Erst im April gab es eine Verschärfung des Asylrechts
Erst im April hatte die EU-Länder eine deutliche Verschärfung des Asylrechts beschlossen. Nach jahrelangem Streit verabschiedeten sie die Reform des Gemeinsamen Europäischen Asylsystems (GEAS), die strengere Regeln, Asylverfahren an den Außengrenzen sowie einen obligatorischen Solidaritätsmechanismus zwischen den Mitgliedstaaten vorsieht, um Hauptankunftsländer wie Italien, Griechenland oder Bulgarien zu entlasten. Staaten wie Deutschland, wo es besonders viele Migranten hinzieht, würden gleichwohl in Form von sinkenden Flüchtlingszahlen profitieren. „Es geht darum, dass wir eine faire Verteilung bekommen“, so Faeser. Man mache deutlich, dass nicht alle Asylbewerber, die in die EU einreisen, „nur bei uns aufgenommen werden können“.
Das neue System setzt auf Abschreckung und Abschottung, wobei das Recht bislang nicht zur Anwendung kommt, sondern erst in zwei Jahren in Gänze implementiert sein dürfte.

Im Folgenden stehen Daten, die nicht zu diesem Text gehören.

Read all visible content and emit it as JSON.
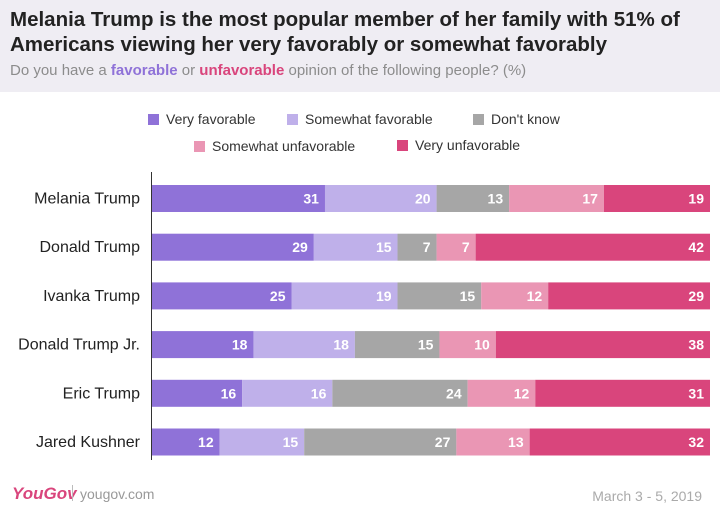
{
  "header": {
    "title": "Melania Trump is the most popular member of her family with 51% of Americans viewing her very favorably or somewhat favorably",
    "subtitle_prefix": "Do you have a ",
    "subtitle_favorable": "favorable",
    "subtitle_or": " or ",
    "subtitle_unfavorable": "unfavorable",
    "subtitle_suffix": " opinion of the following people? (%)"
  },
  "colors": {
    "very_favorable": "#8f72d8",
    "somewhat_favorable": "#bfb0ea",
    "dont_know": "#a6a6a6",
    "somewhat_unfavorable": "#ea96b4",
    "very_unfavorable": "#d9457c",
    "header_bg": "#efedf3"
  },
  "legend": {
    "very_favorable": "Very favorable",
    "somewhat_favorable": "Somewhat favorable",
    "dont_know": "Don't know",
    "somewhat_unfavorable": "Somewhat unfavorable",
    "very_unfavorable": "Very unfavorable"
  },
  "chart_data": {
    "type": "bar",
    "orientation": "horizontal",
    "stacked": true,
    "title": "Melania Trump is the most popular member of her family with 51% of Americans viewing her very favorably or somewhat favorably",
    "subtitle": "Do you have a favorable or unfavorable opinion of the following people? (%)",
    "categories": [
      "Melania Trump",
      "Donald Trump",
      "Ivanka Trump",
      "Donald Trump Jr.",
      "Eric Trump",
      "Jared Kushner"
    ],
    "series": [
      {
        "name": "Very favorable",
        "color": "#8f72d8",
        "values": [
          31,
          29,
          25,
          18,
          16,
          12
        ]
      },
      {
        "name": "Somewhat favorable",
        "color": "#bfb0ea",
        "values": [
          20,
          15,
          19,
          18,
          16,
          15
        ]
      },
      {
        "name": "Don't know",
        "color": "#a6a6a6",
        "values": [
          13,
          7,
          15,
          15,
          24,
          27
        ]
      },
      {
        "name": "Somewhat unfavorable",
        "color": "#ea96b4",
        "values": [
          17,
          7,
          12,
          10,
          12,
          13
        ]
      },
      {
        "name": "Very unfavorable",
        "color": "#d9457c",
        "values": [
          19,
          42,
          29,
          38,
          31,
          32
        ]
      }
    ],
    "legend_position": "top",
    "grid": false
  },
  "footer": {
    "brand": "YouGov",
    "site": "yougov.com",
    "date": "March 3 - 5, 2019"
  }
}
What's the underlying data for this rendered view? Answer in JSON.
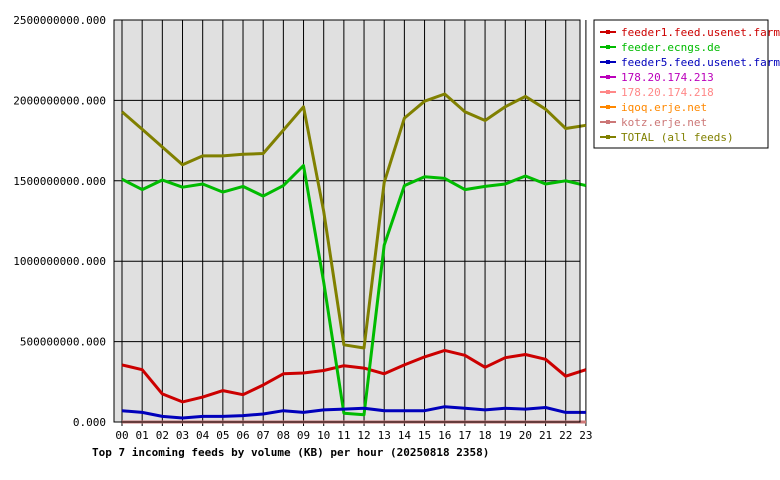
{
  "chart_data": {
    "type": "line",
    "title": "Top 7 incoming feeds by volume (KB) per hour (20250818 2358)",
    "xlabel": "",
    "ylabel": "",
    "ylim": [
      0,
      2500000000
    ],
    "yticks": [
      "0.000",
      "500000000.000",
      "1000000000.000",
      "1500000000.000",
      "2000000000.000",
      "2500000000.000"
    ],
    "categories": [
      "00",
      "01",
      "02",
      "03",
      "04",
      "05",
      "06",
      "07",
      "08",
      "09",
      "10",
      "11",
      "12",
      "13",
      "14",
      "15",
      "16",
      "17",
      "18",
      "19",
      "20",
      "21",
      "22",
      "23"
    ],
    "grid": true,
    "legend_position": "right",
    "series": [
      {
        "name": "feeder1.feed.usenet.farm",
        "color": "#cc0000",
        "values": [
          355000000,
          325000000,
          175000000,
          125000000,
          155000000,
          195000000,
          170000000,
          230000000,
          300000000,
          305000000,
          320000000,
          350000000,
          335000000,
          300000000,
          355000000,
          405000000,
          445000000,
          415000000,
          340000000,
          400000000,
          420000000,
          390000000,
          285000000,
          325000000
        ]
      },
      {
        "name": "feeder.ecngs.de",
        "color": "#00bb00",
        "values": [
          1510000000,
          1445000000,
          1505000000,
          1460000000,
          1480000000,
          1430000000,
          1465000000,
          1405000000,
          1470000000,
          1595000000,
          870000000,
          55000000,
          45000000,
          1100000000,
          1470000000,
          1525000000,
          1515000000,
          1445000000,
          1465000000,
          1480000000,
          1530000000,
          1480000000,
          1500000000,
          1470000000
        ]
      },
      {
        "name": "feeder5.feed.usenet.farm",
        "color": "#0000bb",
        "values": [
          70000000,
          60000000,
          35000000,
          25000000,
          35000000,
          35000000,
          40000000,
          50000000,
          70000000,
          60000000,
          75000000,
          80000000,
          85000000,
          70000000,
          70000000,
          70000000,
          95000000,
          85000000,
          75000000,
          85000000,
          80000000,
          90000000,
          60000000,
          60000000
        ]
      },
      {
        "name": "178.20.174.213",
        "color": "#bb00bb",
        "values": [
          0,
          0,
          0,
          0,
          0,
          0,
          0,
          0,
          0,
          0,
          0,
          0,
          0,
          0,
          0,
          0,
          0,
          0,
          0,
          0,
          0,
          0,
          0,
          0
        ]
      },
      {
        "name": "178.20.174.218",
        "color": "#ff8888",
        "values": [
          0,
          0,
          0,
          0,
          0,
          0,
          0,
          0,
          0,
          0,
          0,
          0,
          0,
          0,
          0,
          0,
          0,
          0,
          0,
          0,
          0,
          0,
          0,
          0
        ]
      },
      {
        "name": "iqoq.erje.net",
        "color": "#ff8800",
        "values": [
          0,
          0,
          0,
          0,
          0,
          0,
          0,
          0,
          0,
          0,
          0,
          0,
          0,
          0,
          0,
          0,
          0,
          0,
          0,
          0,
          0,
          0,
          0,
          0
        ]
      },
      {
        "name": "kotz.erje.net",
        "color": "#cc7777",
        "values": [
          0,
          0,
          0,
          0,
          0,
          0,
          0,
          0,
          0,
          0,
          0,
          0,
          0,
          0,
          0,
          0,
          0,
          0,
          0,
          0,
          0,
          0,
          0,
          0
        ]
      },
      {
        "name": "TOTAL (all feeds)",
        "color": "#808000",
        "values": [
          1930000000,
          1820000000,
          1710000000,
          1600000000,
          1655000000,
          1655000000,
          1665000000,
          1670000000,
          1815000000,
          1960000000,
          1310000000,
          480000000,
          460000000,
          1490000000,
          1890000000,
          1995000000,
          2040000000,
          1930000000,
          1875000000,
          1960000000,
          2025000000,
          1945000000,
          1825000000,
          1845000000
        ]
      }
    ]
  }
}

Für zahlreiche Experten dauert das zu lange. Es sei „prioritär“, sagte Faeser, den Migrationspakt „schnellstmöglich“ umzusetzen, dafür werde sie in den nächsten Tagen einen Gesetzentwurf vorlegen. In Deutschland gäbe es beispielsweise die Möglichkeit, schon bald an den Außengrenzen, ergo an den Flughäfen, beschleunigte Verfahren durchzuführen. Laut Reform werden diese Schnellverfahren unter haftähnlichen Bedingungen zum Normalfall für alle Asylbewerber, die aus Ländern mit einer Anerkennungsquote von weniger als 20 Prozent kommen, wie etwa aus der Türkei.
Ebenfalls debattiert wurde der Zustand des Schengen-Raums, nachdem aktuell acht Länder, darunter Deutschland, wieder Grenzkontrollen eingeführt haben. Diese würden bleiben, „bis wieder Ordnung im System ist“, kündigte Faeser an, auch wenn die Checks zunächst für sechs Monate angemeldet sind. In Brüssel geht man jedoch davon aus, dass sie mindestens ein Jahr lang bleiben werden – bis zur Bundestagswahl 2025. Im Extremfall können die Kontrollen drei Jahre dauern.